Jun 1, 2023

A neural network for Alex

This was a first test for training neural network models.

My goal was to train a Model for stable diffusion based on 16 images of myself.

These were the 16 input images, cropped to a resolution of 512x512:

The training of the model took about 45 Minutes. I used a GPU (A5000) from paperspace, and a paperspace (jupyter) notebook for Dreambooth training from TheLastBen/PPS. The steps I used for training loosely follow what is described here.

Two key concepts apply:

there are concepts, such as man, where Stable Diffusion already has base knowledge through its initial training.
there are instances of concepts, such as alex - a model can be trained on a specific instance (which is what I did using the 16 images above)

After the training, images can be generated using text prompts.

The first step is to test the model with the prompt photo of alex man

Afterwards, specific prompts can be used to generate other images.

Here is my prompt for (some) of the images above.

face photo of (alex man:1.2) as a knight, long hair, friendly, energetic, artstation, concept art, cinematic lighting, insanely detailed, octane, digital painting, smooth, sharp focus, illustration, vibrant colors, 3d render, photorealistic, hdr, 8k, exquisite, trending on artstation

Note:

alex is replaced with a specific instance token in the real prompt
:1.2 is a specific weight attached to a concept (in this case, the attention weight is increased)
similar to weights, parentheses (...) can be used to highlight concept which should get particular attention

I also used the following negative prompt:

((bw)), ((black and white)), blurry, bad, worse, worst, cheap, sketch, basic, juvenile, unprofessional, failure, oil, signature, watermark, amateur, grotesque, misshapen, deformed, distorted, malformed, unsightly, terrible, awful, repellent, disgusting, revolting, loathsome, mangled, awkward, ugly, offensive, repulsive, ghastly, hideous, unappealing, frightful, odious, obnoxious, hateful, vile

The base for these prompts was shared by other authors and emerged from experience.

Afterwards, I just exchanged as a knight with other descriptions, such as as an old coal miner in 19th century or as a peasant, medieval times.

This was a test.

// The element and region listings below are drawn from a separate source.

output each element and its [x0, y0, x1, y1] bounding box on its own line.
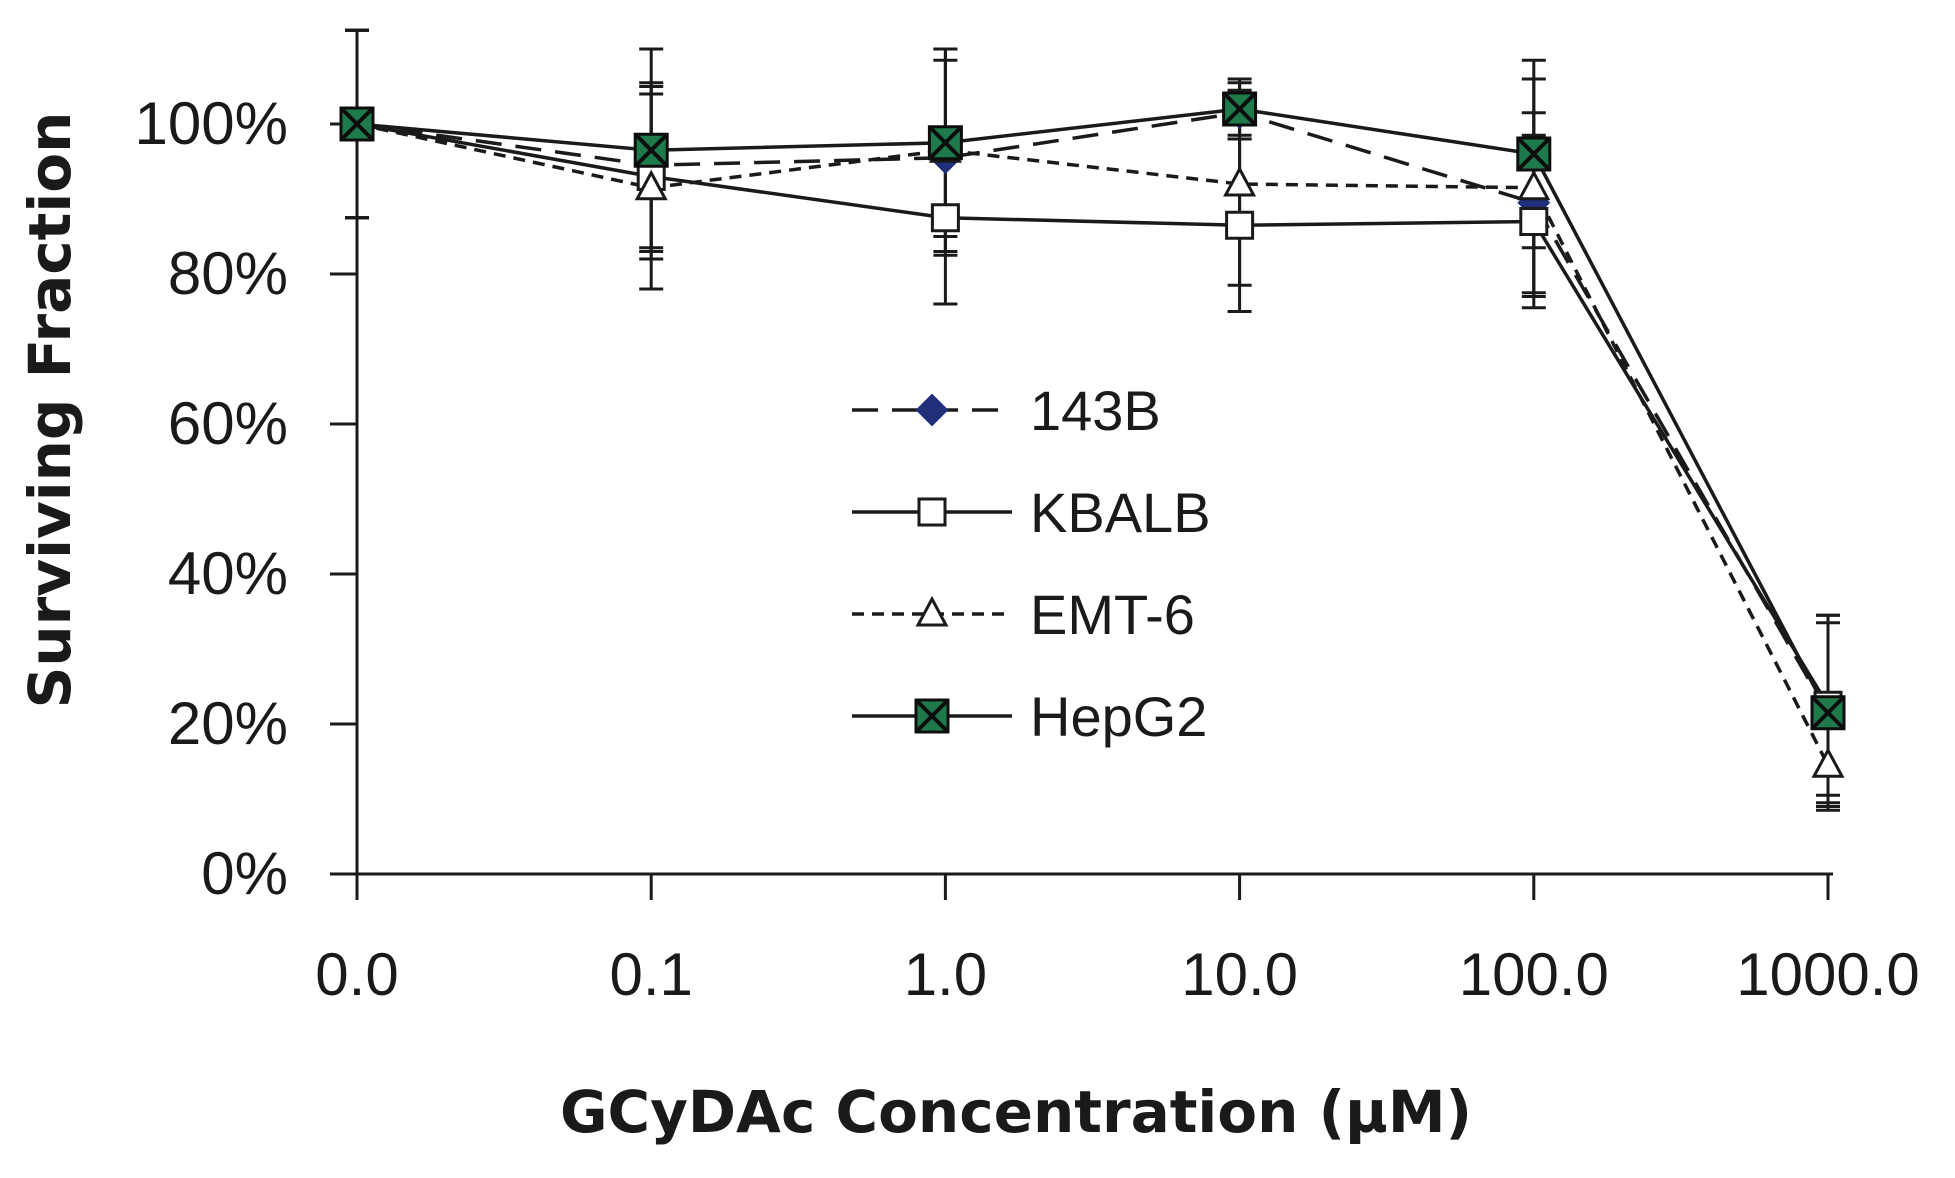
series-line-143b	[356, 110, 1830, 714]
legend-marker-emt-6	[915, 595, 949, 627]
legend-marker-hepg2	[914, 698, 950, 734]
series-line-kbalb	[356, 122, 1830, 707]
data-point-hepg2	[339, 106, 375, 142]
x-tick-label: 10.0	[1181, 941, 1298, 1008]
series-line-emt-6	[356, 122, 1830, 767]
legend-label: EMT-6	[1030, 583, 1195, 646]
y-axis-title: Surviving Fraction	[16, 112, 84, 709]
data-point-hepg2	[633, 132, 669, 168]
data-point-hepg2	[1516, 136, 1552, 172]
legend-label: HepG2	[1030, 685, 1207, 748]
x-tick-label: 100.0	[1459, 941, 1609, 1008]
legend-item-hepg2: HepG2	[852, 685, 1207, 748]
legend-item-emt-6: EMT-6	[852, 583, 1195, 646]
series-line-hepg2	[356, 107, 1830, 714]
x-tick-label: 1.0	[904, 941, 987, 1008]
legend-label: 143B	[1030, 379, 1161, 442]
legend-marker-143b	[915, 393, 949, 427]
legend-marker-kbalb	[917, 497, 947, 527]
y-tick-label: 0%	[201, 840, 288, 907]
data-point-hepg2	[1810, 695, 1846, 731]
data-point-emt-6	[1517, 169, 1551, 201]
data-point-kbalb	[1519, 207, 1549, 236]
legend-label: KBALB	[1030, 481, 1211, 544]
x-tick-label: 0.1	[609, 941, 692, 1008]
y-tick-label: 80%	[168, 240, 288, 307]
y-tick-label: 60%	[168, 390, 288, 457]
x-tick-label: 0.0	[315, 941, 398, 1008]
y-tick-label: 100%	[135, 90, 288, 157]
data-point-hepg2	[1222, 91, 1258, 127]
data-point-emt-6	[634, 169, 668, 201]
legend-item-143b: 143B	[852, 379, 1161, 442]
y-tick-label: 20%	[168, 690, 288, 757]
data-point-kbalb	[930, 203, 960, 233]
data-point-hepg2	[927, 125, 963, 161]
data-point-emt-6	[1811, 747, 1845, 778]
x-axis-title: GCyDAc Concentration (µM)	[560, 1078, 1472, 1146]
data-point-kbalb	[1225, 210, 1255, 240]
data-point-emt-6	[1223, 165, 1257, 197]
legend-item-kbalb: KBALB	[852, 481, 1211, 544]
y-tick-label: 40%	[168, 540, 288, 607]
x-tick-label: 1000.0	[1736, 941, 1920, 1008]
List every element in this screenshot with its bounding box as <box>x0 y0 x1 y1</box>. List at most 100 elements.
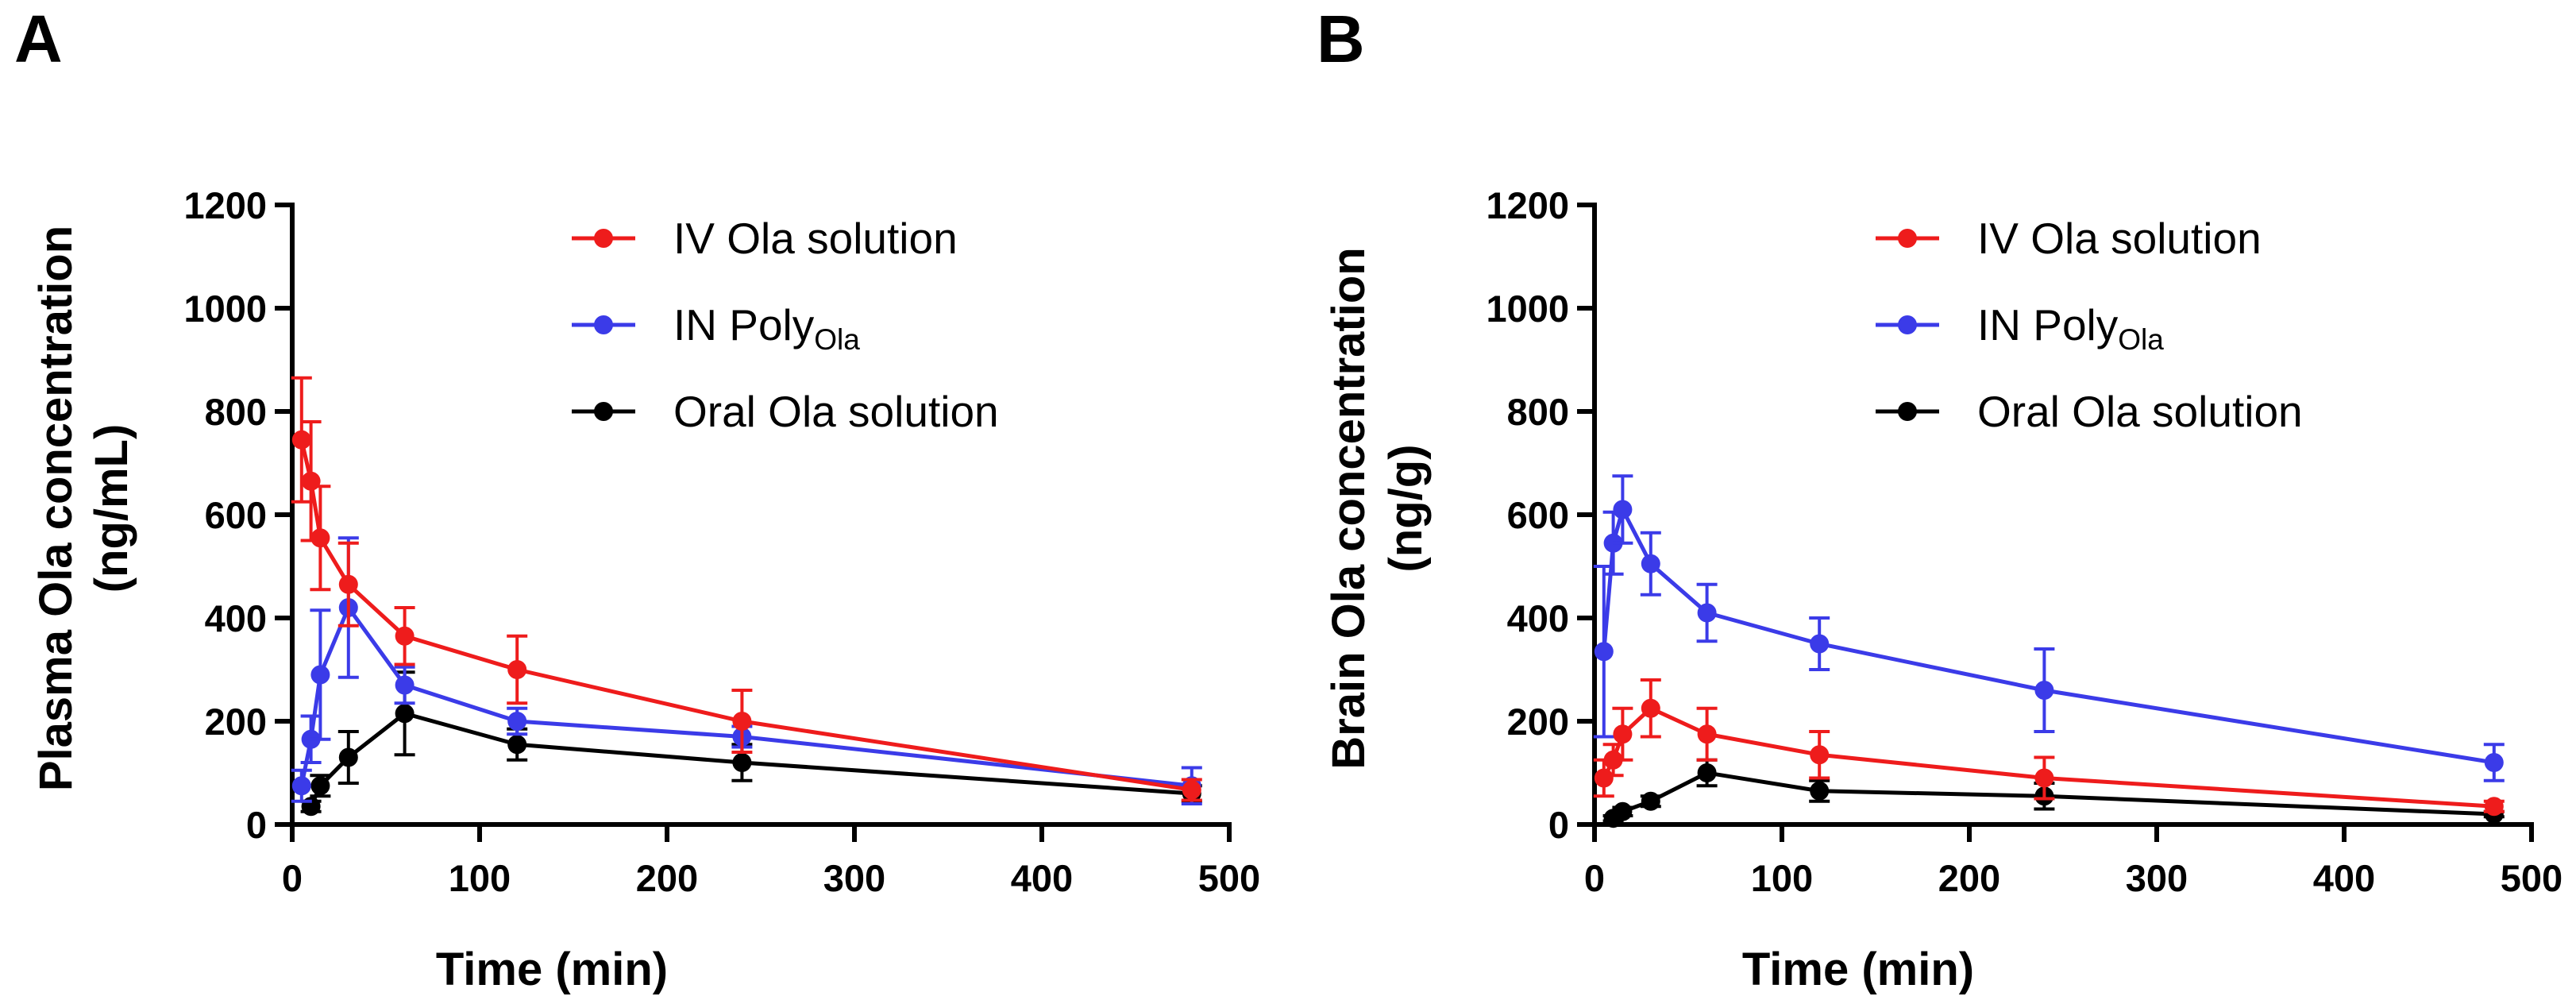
panel-a-ylabel-line1: Plasma Ola concentration <box>30 226 82 791</box>
panel-b-series-iv-point <box>2484 797 2504 817</box>
panel-b-series-iv-point <box>2034 768 2054 788</box>
panel-b-series-oral <box>1602 758 2505 828</box>
panel-a-series-iv-point <box>291 430 311 450</box>
panel-b: B Brain Ola concentration (ng/g) Time (m… <box>1317 2 2563 995</box>
panel-a-legend: IV Ola solution IN PolyOla Oral Ola soluti… <box>572 214 999 436</box>
panel-a-series-iv-point <box>310 528 330 548</box>
panel-b-series-in-point <box>1697 603 1717 623</box>
panel-a-series-oral-point <box>338 747 358 767</box>
panel-b-series-iv-point <box>1613 724 1633 744</box>
panel-a-series-in-point <box>395 675 415 695</box>
panel-a-legend-label-main: IN Poly <box>673 300 815 349</box>
panel-b-x-tick-label: 400 <box>2313 857 2375 899</box>
panel-a-series-oral-point <box>395 704 415 724</box>
panel-a-series-in-point <box>291 776 311 796</box>
panel-a-x-tick-label: 200 <box>636 857 698 899</box>
panel-a-x-tick-label: 300 <box>823 857 885 899</box>
panel-a-legend-marker-oral <box>594 402 613 421</box>
panel-b-legend-label-main: IN Poly <box>1977 300 2119 349</box>
panel-b-series-oral-point <box>1641 791 1660 811</box>
panel-a-y-tick-label: 1200 <box>183 184 267 226</box>
panel-b-letter: B <box>1317 2 1365 76</box>
panel-b-legend-label-oral: Oral Ola solution <box>1977 387 2303 436</box>
panel-a-y-tick-label: 0 <box>246 804 267 846</box>
panel-a-x-tick-label: 500 <box>1198 857 1260 899</box>
panel-a-series-oral-point <box>732 753 752 772</box>
panel-a-x-tick-label: 100 <box>449 857 511 899</box>
panel-b-series-in-line <box>1602 504 2495 765</box>
panel-b-xlabel: Time (min) <box>1742 944 1974 995</box>
panel-b-series-in-point <box>2484 753 2504 772</box>
panel-a-letter: A <box>14 2 63 76</box>
panel-b-y-tick-label: 400 <box>1507 597 1569 639</box>
panel-a-legend-label-main: Oral Ola solution <box>673 387 999 436</box>
panel-a-legend-label-iv: IV Ola solution <box>673 214 958 263</box>
panel-a-legend-marker-iv <box>594 229 613 248</box>
panel-b-series-in-point <box>2034 681 2054 700</box>
panel-b-series-in-point <box>1613 500 1633 519</box>
panel-a-y-tick-label: 200 <box>205 701 267 743</box>
panel-b-series-iv <box>1593 678 2505 817</box>
panel-b-y-tick-label: 0 <box>1548 804 1569 846</box>
panel-b-series-iv-point <box>1697 724 1717 744</box>
panel-b-x-tick-label: 200 <box>1938 857 2000 899</box>
panel-b-legend-label-subscript: Ola <box>2118 323 2164 356</box>
panel-a-series-oral-point <box>310 776 330 796</box>
panel-b-series-in-point <box>1594 642 1614 662</box>
panel-b-series-oral-point <box>1697 763 1717 782</box>
panel-b-plot: 0 200 400 600 800 1000 1200 0 100 200 300 400 500 <box>1486 184 2563 899</box>
panel-a-series-iv-point <box>395 626 415 646</box>
panel-b-x-tick-label: 100 <box>1751 857 1813 899</box>
panel-b-legend-label-main: IV Ola solution <box>1977 214 2262 263</box>
panel-b-x-tick-label: 500 <box>2501 857 2563 899</box>
panel-a-x-tick-label: 400 <box>1011 857 1073 899</box>
panel-b-series-in <box>1593 474 2505 782</box>
panel-a-legend-label-oral: Oral Ola solution <box>673 387 999 436</box>
panel-a-series-iv-point <box>1182 780 1201 800</box>
panel-a-series-in-point <box>507 712 527 731</box>
panel-b-ylabel-line1: Brain Ola concentration <box>1323 247 1375 769</box>
panel-b-x-tick-label: 0 <box>1584 857 1605 899</box>
panel-a-legend-label-in: IN PolyOla <box>673 300 860 356</box>
panel-b-y-tick-label: 800 <box>1507 391 1569 433</box>
panel-b-series-oral-point <box>1810 781 1830 801</box>
panel-b-y-tick-label: 200 <box>1507 701 1569 743</box>
panel-a-plot: 0 200 400 600 800 1000 1200 0 100 200 300 400 500 <box>183 184 1260 899</box>
panel-a: A Plasma Ola concentration (ng/mL) Time … <box>14 2 1260 995</box>
panel-b-legend-marker-oral <box>1898 402 1917 421</box>
panel-a-x-tick-label: 0 <box>282 857 303 899</box>
panel-b-series-iv-point <box>1641 698 1660 718</box>
panel-a-series-iv-point <box>338 574 358 594</box>
panel-b-y-tick-label: 1000 <box>1486 288 1569 330</box>
panel-b-legend-label-main: Oral Ola solution <box>1977 387 2303 436</box>
panel-a-ylabel-line2: (ng/mL) <box>86 424 137 593</box>
panel-b-legend-label-iv: IV Ola solution <box>1977 214 2262 263</box>
panel-b-series-iv-point <box>1810 745 1830 765</box>
panel-a-series-oral-point <box>507 735 527 755</box>
panel-b-ylabel-line2: (ng/g) <box>1380 444 1432 572</box>
panel-b-y-tick-label: 1200 <box>1486 184 1569 226</box>
panel-b-y-tick-label: 600 <box>1507 494 1569 536</box>
panel-a-y-tick-label: 800 <box>205 391 267 433</box>
panel-a-y-tick-label: 1000 <box>183 288 267 330</box>
panel-a-xlabel: Time (min) <box>436 944 668 995</box>
panel-b-legend: IV Ola solution IN PolyOla Oral Ola soluti… <box>1876 214 2303 436</box>
panel-b-legend-marker-in <box>1898 315 1917 334</box>
panel-b-x-tick-label: 300 <box>2126 857 2188 899</box>
panel-a-legend-marker-in <box>594 315 613 334</box>
panel-a-series-iv-point <box>732 712 752 731</box>
panel-b-series-oral-point <box>1613 801 1633 821</box>
panel-a-y-tick-label: 600 <box>205 494 267 536</box>
panel-b-legend-label-in: IN PolyOla <box>1977 300 2164 356</box>
panel-a-legend-label-subscript: Ola <box>814 323 860 356</box>
panel-b-series-iv-point <box>1594 768 1614 788</box>
panel-b-legend-marker-iv <box>1898 229 1917 248</box>
panel-a-series-iv <box>291 376 1202 802</box>
panel-a-series-in-point <box>310 665 330 685</box>
panel-b-series-in-point <box>1810 634 1830 654</box>
panel-a-y-tick-label: 400 <box>205 597 267 639</box>
panel-a-legend-label-main: IV Ola solution <box>673 214 958 263</box>
panel-b-series-in-point <box>1641 554 1660 573</box>
panel-a-series-iv-point <box>507 660 527 679</box>
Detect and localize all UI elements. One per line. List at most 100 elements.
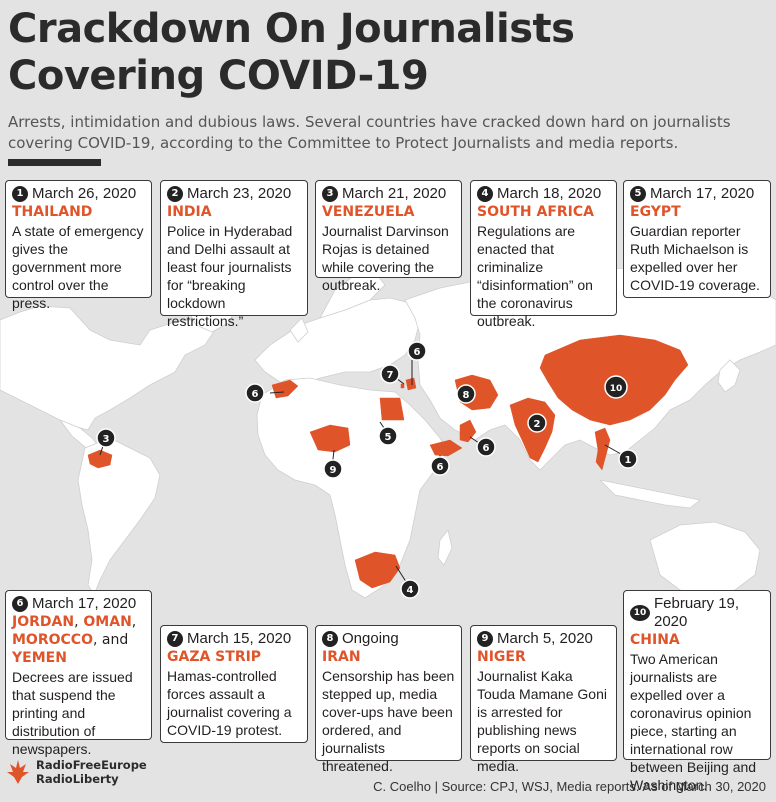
card-date: March 17, 2020	[650, 185, 755, 202]
card-country: INDIA	[167, 204, 212, 220]
card-china: 10 February 19, 2020 CHINA Two American j…	[623, 590, 771, 793]
land-north-america	[0, 305, 216, 431]
land-scandinavia	[319, 271, 386, 319]
country-morocco	[271, 379, 299, 399]
number-badge: 9	[477, 631, 493, 647]
card-body: Hamas-controlled forces assault a journa…	[167, 668, 292, 738]
marker-6-oman: 6	[476, 437, 496, 457]
card-date: March 26, 2020	[32, 185, 137, 202]
country-venezuela	[87, 449, 113, 469]
country-jordan-label: JORDAN	[12, 614, 75, 630]
logo-line-2: RadioLiberty	[36, 772, 119, 786]
svg-text:6: 6	[483, 443, 490, 454]
card-country: VENEZUELA	[322, 204, 415, 220]
number-badge: 5	[630, 186, 646, 202]
title-line-2: Covering COVID-19	[8, 53, 429, 99]
country-south-africa	[354, 551, 401, 589]
number-badge: 4	[477, 186, 493, 202]
land-africa	[256, 377, 449, 599]
card-body: Censorship has been stepped up, media co…	[322, 668, 455, 774]
card-date: March 5, 2020	[497, 630, 593, 647]
country-egypt	[379, 397, 405, 421]
card-gaza-strip: 7 March 15, 2020 GAZA STRIP Hamas-control…	[160, 625, 308, 743]
land-australia	[649, 521, 761, 596]
number-badge: 6	[12, 596, 28, 612]
number-badge: 8	[322, 631, 338, 647]
world-map: 1 2 3 4 5 6 6 6 6 7 8 9 10	[0, 267, 776, 599]
card-body: Decrees are issued that suspend the prin…	[12, 669, 133, 757]
land-japan	[717, 359, 741, 393]
marker-3: 3	[96, 428, 116, 448]
marker-8: 8	[456, 384, 476, 404]
page-title: Crackdown On Journalists Covering COVID-…	[8, 6, 768, 100]
svg-text:6: 6	[437, 462, 444, 473]
card-country: EGYPT	[630, 204, 681, 220]
number-badge: 3	[322, 186, 338, 202]
card-south-africa: 4 March 18, 2020 SOUTH AFRICA Regulations…	[470, 180, 617, 329]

The next step is to train specific Models for map making and cartography.

img2img

There are also other approaches to use Stable Diffusion. One test I made was using sattelite imagery and Stable Diffusion img2img generation. Here, both a prompt and an image are used to generate a new image.

Here’s a comparison, with the original satellite image on the left side, and a stable diffusion modified version on the right side.

prompt: aerial image, desert, dunes, dry, sand, rock

.. or, another one for cartoon style, medieval, village, landscape, map:

It is also possible to create individual map icons for landmarks. The Frauenkirche, for instance, appears to be known to the original Stable Diffusion 1.5 training data set. At least somewhat known:

While the results can be improved, such as through additional training, the technique has potential for generating background and foreground cartographic material for illustration purposes, for instance landscape or regional planning scenarios (in the wake of climate change).